3. L’urgence justifie que soit prononcée la suspension d’un acte administratif lorsque l’exécution de celui-ci porte atteinte, de manière suffisamment grave et immédiate, à un intérêt public, à la situation du requérant ou aux intérêts qu’il entend défendre. Il appartient au juge des référés, saisi de conclusions tendant à la suspension d’un acte administratif, d’apprécier concrètement, compte tenu des justifications fournies par le requérant, si les effets de l’acte litigieux sont de nature à caractériser une urgence justifiant que, sans attendre le jugement de la requête au fond, l’exécution de la décision soit suspendue. L’urgence doit être appréciée objectivement compte tenu de l’ensemble des circonstances de l’affaire.
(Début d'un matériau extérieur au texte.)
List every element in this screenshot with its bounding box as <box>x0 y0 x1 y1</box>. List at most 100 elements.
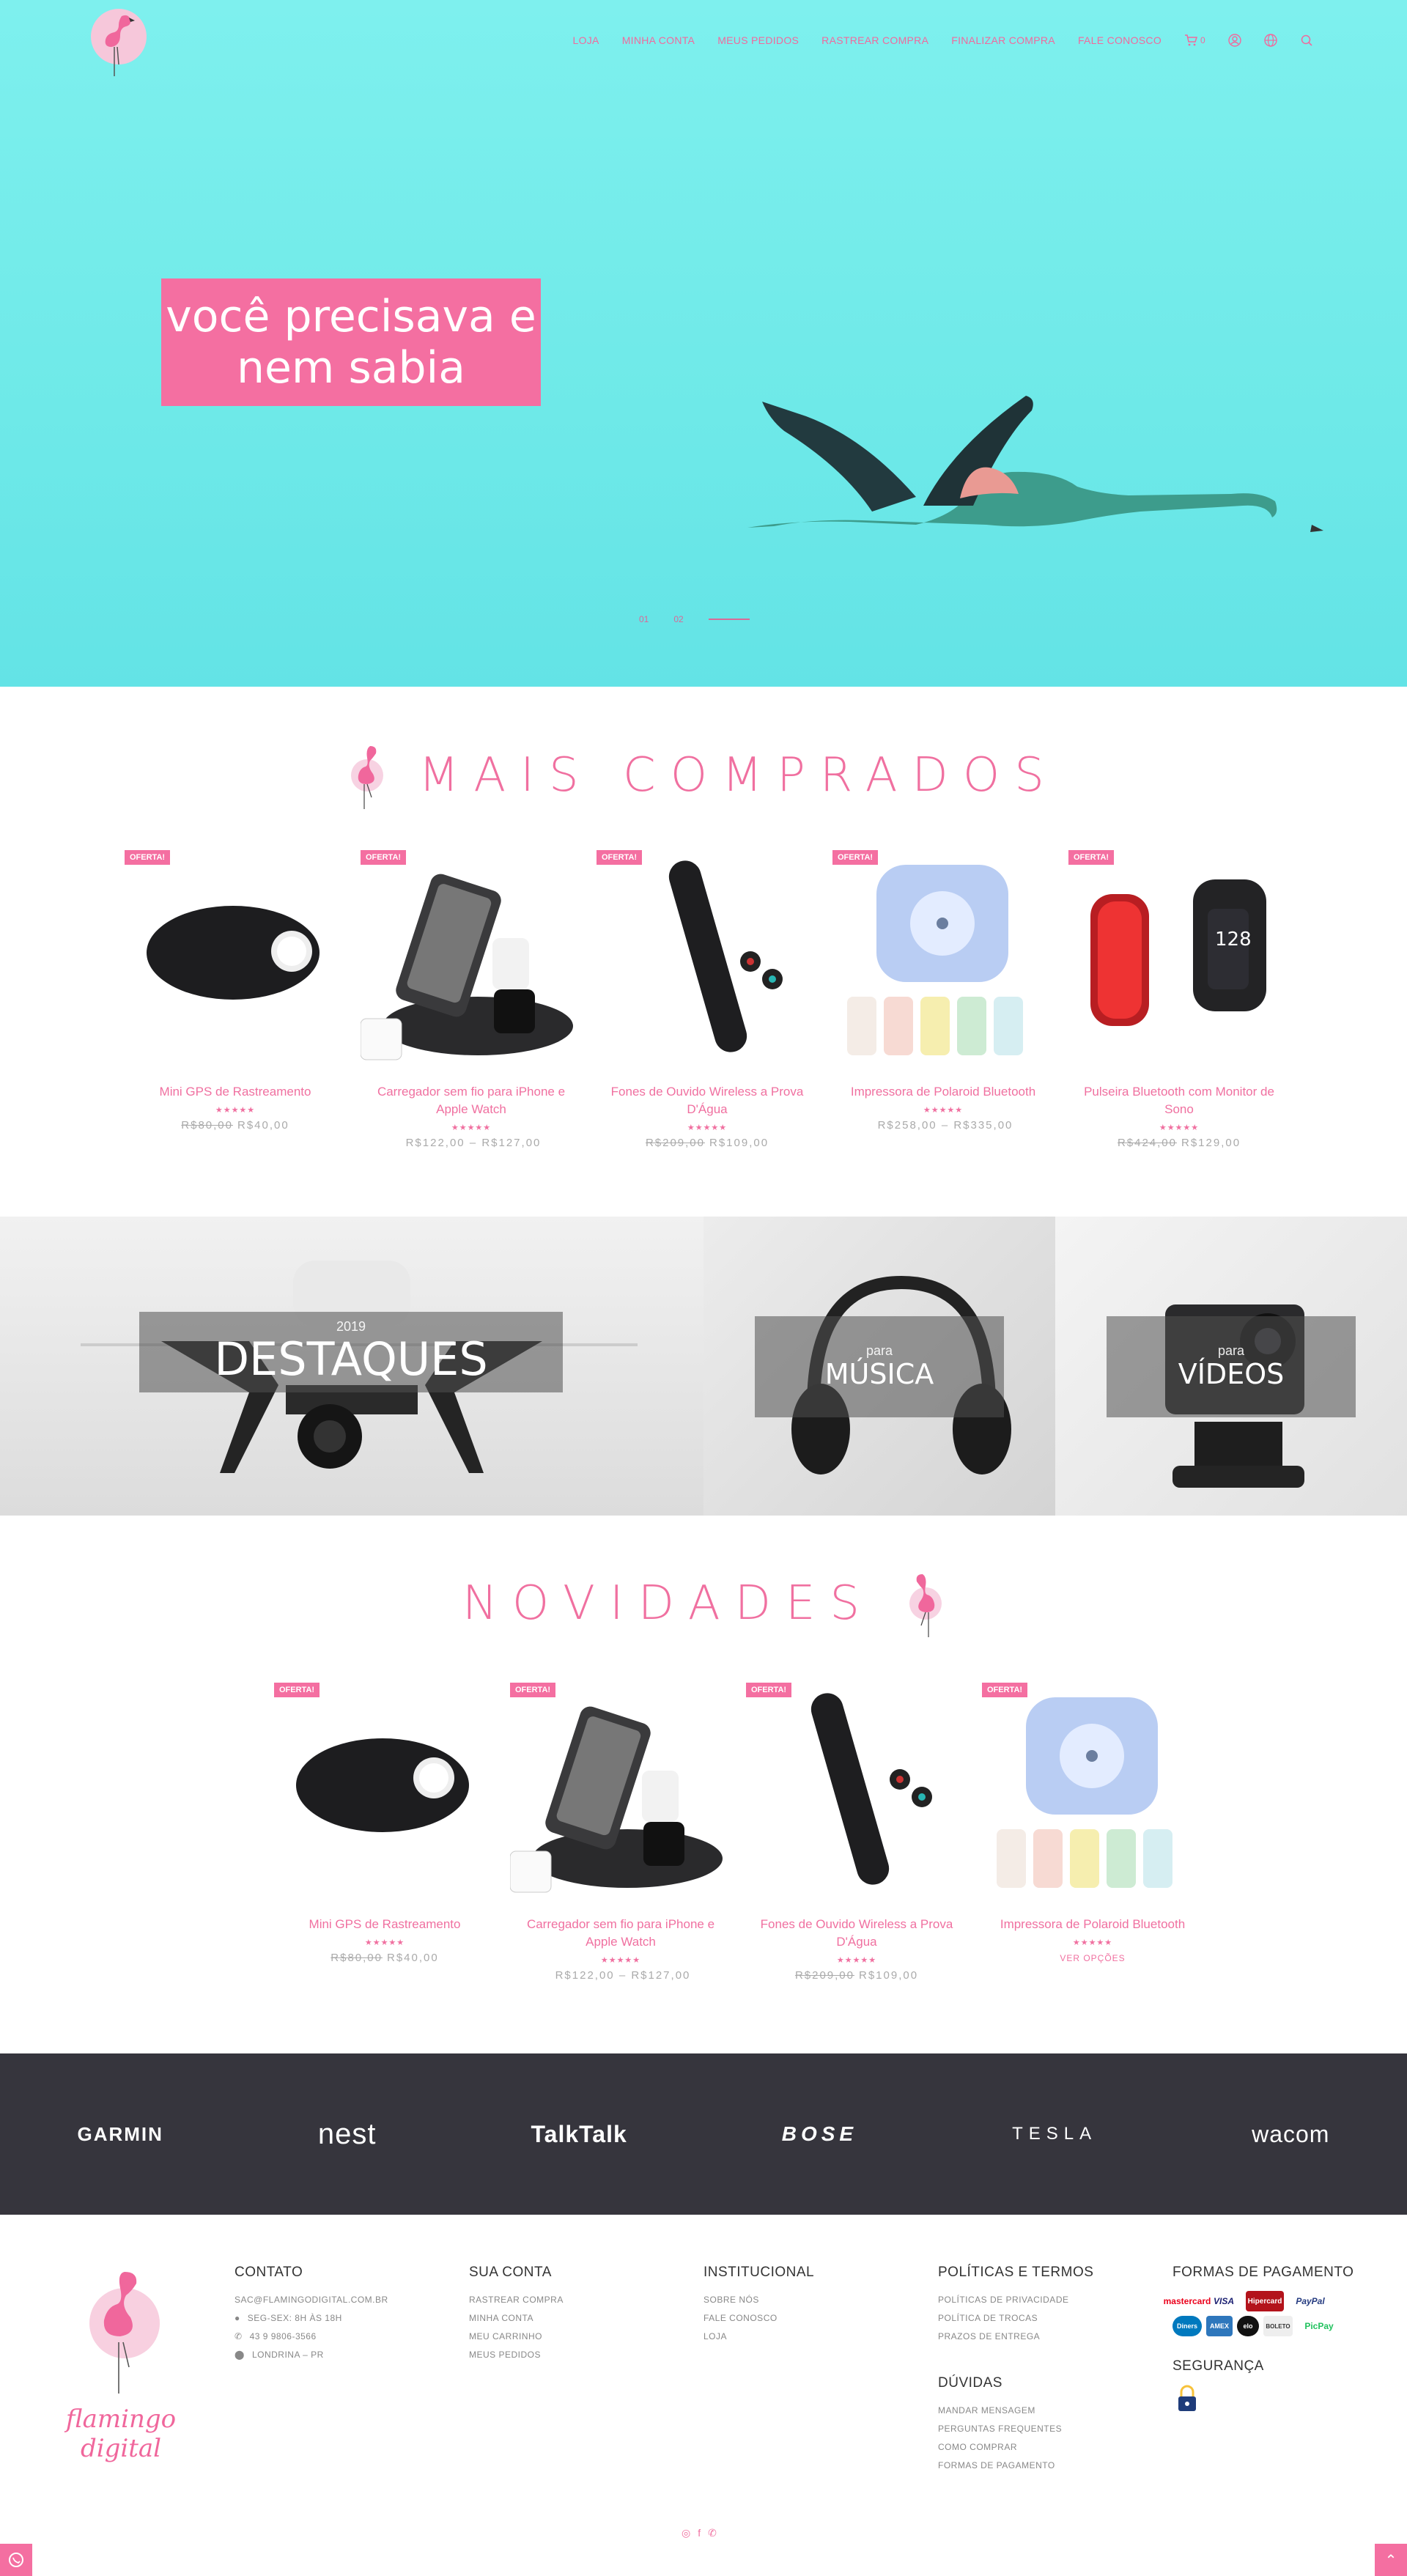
videos-banner[interactable]: para VÍDEOS <box>1055 1217 1407 1516</box>
old-price: R$209,00 <box>645 1137 705 1149</box>
rating-stars: ★★★★★ <box>600 1956 641 1965</box>
product-name[interactable]: Impressora de Polaroid Bluetooth <box>982 1916 1203 1933</box>
nav-fale-conosco[interactable]: FALE CONOSCO <box>1078 34 1162 46</box>
cart-count: 0 <box>1200 35 1205 45</box>
nav-minha-conta[interactable]: MINHA CONTA <box>622 34 695 46</box>
footer-link[interactable]: COMO COMPRAR <box>938 2438 1093 2457</box>
footer-link[interactable]: FALE CONOSCO <box>704 2309 814 2328</box>
footer-link[interactable]: POLÍTICA DE TROCAS <box>938 2309 1093 2328</box>
footer-link[interactable]: MINHA CONTA <box>469 2309 564 2328</box>
product-image[interactable]: OFERTA! <box>360 850 582 1071</box>
product-name[interactable]: Fones de Ouvido Wireless a Prova D'Água <box>746 1916 967 1951</box>
best-sellers-heading: MAIS COMPRADOS <box>0 740 1407 811</box>
music-prefix: para <box>865 1343 893 1358</box>
nav-meus-pedidos[interactable]: MEUS PEDIDOS <box>717 34 799 46</box>
product-image[interactable]: OFERTA! <box>274 1683 495 1904</box>
brand-wacom[interactable]: wacom <box>1252 2121 1329 2148</box>
footer-link[interactable]: SOBRE NÓS <box>704 2291 814 2309</box>
brand-nest[interactable]: nest <box>318 2118 377 2151</box>
product-card[interactable]: OFERTA! Impressora de Polaroid Bluetooth… <box>982 1683 1203 1982</box>
old-price: R$209,00 <box>794 1969 854 1982</box>
product-card[interactable]: OFERTA! Fones de Ouvido Wireless a Prova… <box>746 1683 967 1982</box>
product-name[interactable]: Impressora de Polaroid Bluetooth <box>832 1083 1054 1101</box>
hero-headline: você precisava e nem sabia <box>161 278 541 406</box>
brand-tesla[interactable]: TESLA <box>1012 2124 1097 2144</box>
brand-bose[interactable]: BOSE <box>782 2122 857 2146</box>
instagram-icon[interactable]: ◎ <box>682 2527 690 2539</box>
main-nav: LOJA MINHA CONTA MEUS PEDIDOS RASTREAR C… <box>572 34 1313 47</box>
product-image[interactable]: OFERTA! <box>509 1683 731 1904</box>
footer-link[interactable]: POLÍTICAS DE PRIVACIDADE <box>938 2291 1093 2309</box>
footer-policies: POLÍTICAS E TERMOS POLÍTICAS DE PRIVACID… <box>938 2265 1093 2475</box>
visa-icon: VISA <box>1213 2296 1234 2306</box>
current-price: R$40,00 <box>237 1119 289 1132</box>
product-image[interactable]: OFERTA! <box>832 850 1054 1071</box>
product-card[interactable]: 128 OFERTA! Pulseira Bluetooth com Monit… <box>1068 850 1290 1149</box>
brand-garmin[interactable]: GARMIN <box>77 2123 163 2146</box>
product-image[interactable]: OFERTA! <box>982 1683 1203 1904</box>
hero-line-2: nem sabia <box>236 342 465 394</box>
user-icon[interactable] <box>1228 34 1241 47</box>
nav-finalizar-compra[interactable]: FINALIZAR COMPRA <box>951 34 1055 46</box>
product-card[interactable]: OFERTA! Mini GPS de Rastreamento ★★★★★ R… <box>125 850 346 1149</box>
view-options-link[interactable]: VER OPÇÕES <box>982 1953 1203 1963</box>
scroll-top-button[interactable]: ⌃ <box>1375 2544 1407 2576</box>
chevron-up-icon: ⌃ <box>1384 2552 1397 2569</box>
whatsapp-float-button[interactable] <box>0 2544 32 2576</box>
picpay-icon: PicPay <box>1304 2321 1334 2331</box>
lock-icon <box>1178 2385 1196 2411</box>
rating-stars: ★★★★★ <box>1159 1123 1200 1132</box>
new-arrivals-grid: OFERTA! Mini GPS de Rastreamento ★★★★★ R… <box>274 1683 1203 1982</box>
footer-logo[interactable]: flamingo digital <box>37 2265 205 2463</box>
sale-badge: OFERTA! <box>361 850 407 865</box>
footer-link[interactable]: PERGUNTAS FREQUENTES <box>938 2420 1093 2438</box>
clock-icon: ● <box>234 2313 240 2323</box>
product-name[interactable]: Pulseira Bluetooth com Monitor de Sono <box>1068 1083 1290 1118</box>
nav-rastrear-compra[interactable]: RASTREAR COMPRA <box>821 34 928 46</box>
product-name[interactable]: Mini GPS de Rastreamento <box>274 1916 495 1933</box>
brand-talktalk[interactable]: TalkTalk <box>531 2121 627 2148</box>
footer-link[interactable]: FORMAS DE PAGAMENTO <box>938 2457 1093 2475</box>
product-card[interactable]: OFERTA! Mini GPS de Rastreamento ★★★★★ R… <box>274 1683 495 1982</box>
product-image[interactable]: OFERTA! <box>125 850 346 1071</box>
footer-link[interactable]: MEUS PEDIDOS <box>469 2346 564 2364</box>
slide-01[interactable]: 01 <box>639 614 649 624</box>
slide-02[interactable]: 02 <box>673 614 683 624</box>
flamingo-icon <box>909 1574 942 1637</box>
product-price: R$258,00 – R$335,00 <box>832 1119 1054 1132</box>
payment-methods: mastercard VISA Hipercard PayPal Diners … <box>1164 2291 1348 2336</box>
product-image[interactable]: OFERTA! <box>597 850 818 1071</box>
footer-link[interactable]: PRAZOS DE ENTREGA <box>938 2328 1093 2346</box>
flamingo-logo[interactable] <box>86 3 151 82</box>
contact-email[interactable]: SAC@FLAMINGODIGITAL.COM.BR <box>234 2291 388 2309</box>
product-card[interactable]: OFERTA! Impressora de Polaroid Bluetooth… <box>832 850 1054 1149</box>
cart-button[interactable]: 0 <box>1184 34 1205 47</box>
footer-link[interactable]: MEU CARRINHO <box>469 2328 564 2346</box>
footer-link[interactable]: MANDAR MENSAGEM <box>938 2402 1093 2420</box>
product-card[interactable]: OFERTA! Carregador sem fio para iPhone e… <box>509 1683 731 1982</box>
product-name[interactable]: Mini GPS de Rastreamento <box>125 1083 346 1101</box>
nav-loja[interactable]: LOJA <box>572 34 599 46</box>
product-name[interactable]: Carregador sem fio para iPhone e Apple W… <box>510 1916 731 1951</box>
product-price: R$122,00 – R$127,00 <box>361 1137 582 1149</box>
product-image[interactable]: OFERTA! <box>746 1683 967 1904</box>
product-name[interactable]: Fones de Ouvido Wireless a Prova D'Água <box>597 1083 818 1118</box>
whatsapp-icon[interactable]: ✆ <box>708 2527 717 2539</box>
footer-link[interactable]: RASTREAR COMPRA <box>469 2291 564 2309</box>
music-banner[interactable]: para MÚSICA <box>704 1217 1055 1516</box>
search-icon[interactable] <box>1300 34 1313 47</box>
whatsapp-icon <box>9 2553 23 2567</box>
footer-link[interactable]: LOJA <box>704 2328 814 2346</box>
product-name[interactable]: Carregador sem fio para iPhone e Apple W… <box>361 1083 582 1118</box>
product-card[interactable]: OFERTA! Fones de Ouvido Wireless a Prova… <box>597 850 818 1149</box>
contact-phone[interactable]: ✆ 43 9 9806-3566 <box>234 2328 388 2346</box>
current-price: R$109,00 <box>709 1137 769 1149</box>
hero-section: LOJA MINHA CONTA MEUS PEDIDOS RASTREAR C… <box>0 0 1407 687</box>
product-price: R$209,00 R$109,00 <box>597 1137 818 1149</box>
product-card[interactable]: OFERTA! Carregador sem fio para iPhone e… <box>360 850 582 1149</box>
footer-institutional: INSTITUCIONAL SOBRE NÓS FALE CONOSCO LOJ… <box>704 2265 814 2346</box>
facebook-icon[interactable]: f <box>698 2527 701 2539</box>
globe-icon[interactable] <box>1264 34 1277 47</box>
product-image[interactable]: 128 OFERTA! <box>1068 850 1290 1071</box>
highlights-banner[interactable]: 2019 DESTAQUES <box>0 1217 704 1516</box>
4. Pour justifier l’urgence d’une suspension de l’exécution de la décision par laquelle la commission de recours contre les décisions de refus de visa d’entrée en France a rejeté son recours contre les décisions notifiées le 17 décembre 2024 par lesquelles l’ambassade de France à H (Ouganda) a refusé de délivrer un visa de long séjour au titre de la réunification familiale aux jeunes I C I et E J F, Mme D G fait valoir que les enfants sont isolés en Ouganda, où ils sont en situation irrégulière, donc exposés à une expulsion vers la Somalie, et ne sont pas scolarisés. Cependant, il résulte de l’instruction que les deux enfants sont pris en charge par leur oncle à H. Aucun élément probant n’est versé à l’instance démontrant que les jeunes seraient exposés à des risques pour leur vie ou leur santé ou que leurs conditions de vie chez ce parent s’avéreraient précaires, alors que la requérante soutient qu’elle verse régulièrement des sommes d’argent destinées à leur entretien et produit des justificatifs en ce sens. En outre, il ne résulte pas de l’instruction que Mme D G aurait engagé des démarches en vue du renouvellement des visas des enfants en Ouganda ou qu’elle se serait heurtée à l’impossibilité de les renouveler. Alors que ces visas ont expiré depuis plus d’un an, le risque d’expulsion n’est pas davantage démontré. Au regard de ces éléments, les circonstances ainsi invoquées ne sont pas de nature à justifier de l’urgence qui s’attacherait à la suspension des effets de la décision implicite de la commission de recours contre les décisions de refus de visa d’entrée en France ayant rejeté le recours de Mme D G contre les décisions notifiées le 17 décembre 2024 par lesquelles l’ambassade de France à H (Ouganda) a refusé de délivrer un visa de long séjour au titre de la réunification familiale aux jeunes I C I et E J F. Par suite, la condition d’urgence au sens et pour l’application de l’article L. 521-1 du code de justice administrative ne peut être regardée comme remplie.
5. Il résulte de ce qui précède, sans qu’il soit besoin de statuer sur l’existence d’un doute sérieux quant à la légalité de la décision attaquée, que les conclusions présentées par Mme D G sur le fondement de l’article L. 521-1 du code de justice administrative, ainsi que, par voie de conséquences, celles tendant au prononcé d’une injonction et celles présentées au titre des frais de l’instance, doivent être rejetées.
O R D O N N E :
Article 1er : La requête de Mme D G est rejetée.
Article 2 : La présente ordonnance sera notifiée à Mme B D G, à Me Thoumine et au ministre d’Etat, ministre de l’intérieur.
Fait à Nantes, le 9 mai 2025.
Le juge des référés,
Y. MAROWSKI
La greffière,
M. ALa République mande et ordonne au ministre d’Etat, ministre de l’intérieur en ce qui le concerne ou à tous commissaires de justice à ce requis en ce qui concerne les voies de droit commun contre les parties privées, de pourvoir à l’exécution de la présente décision.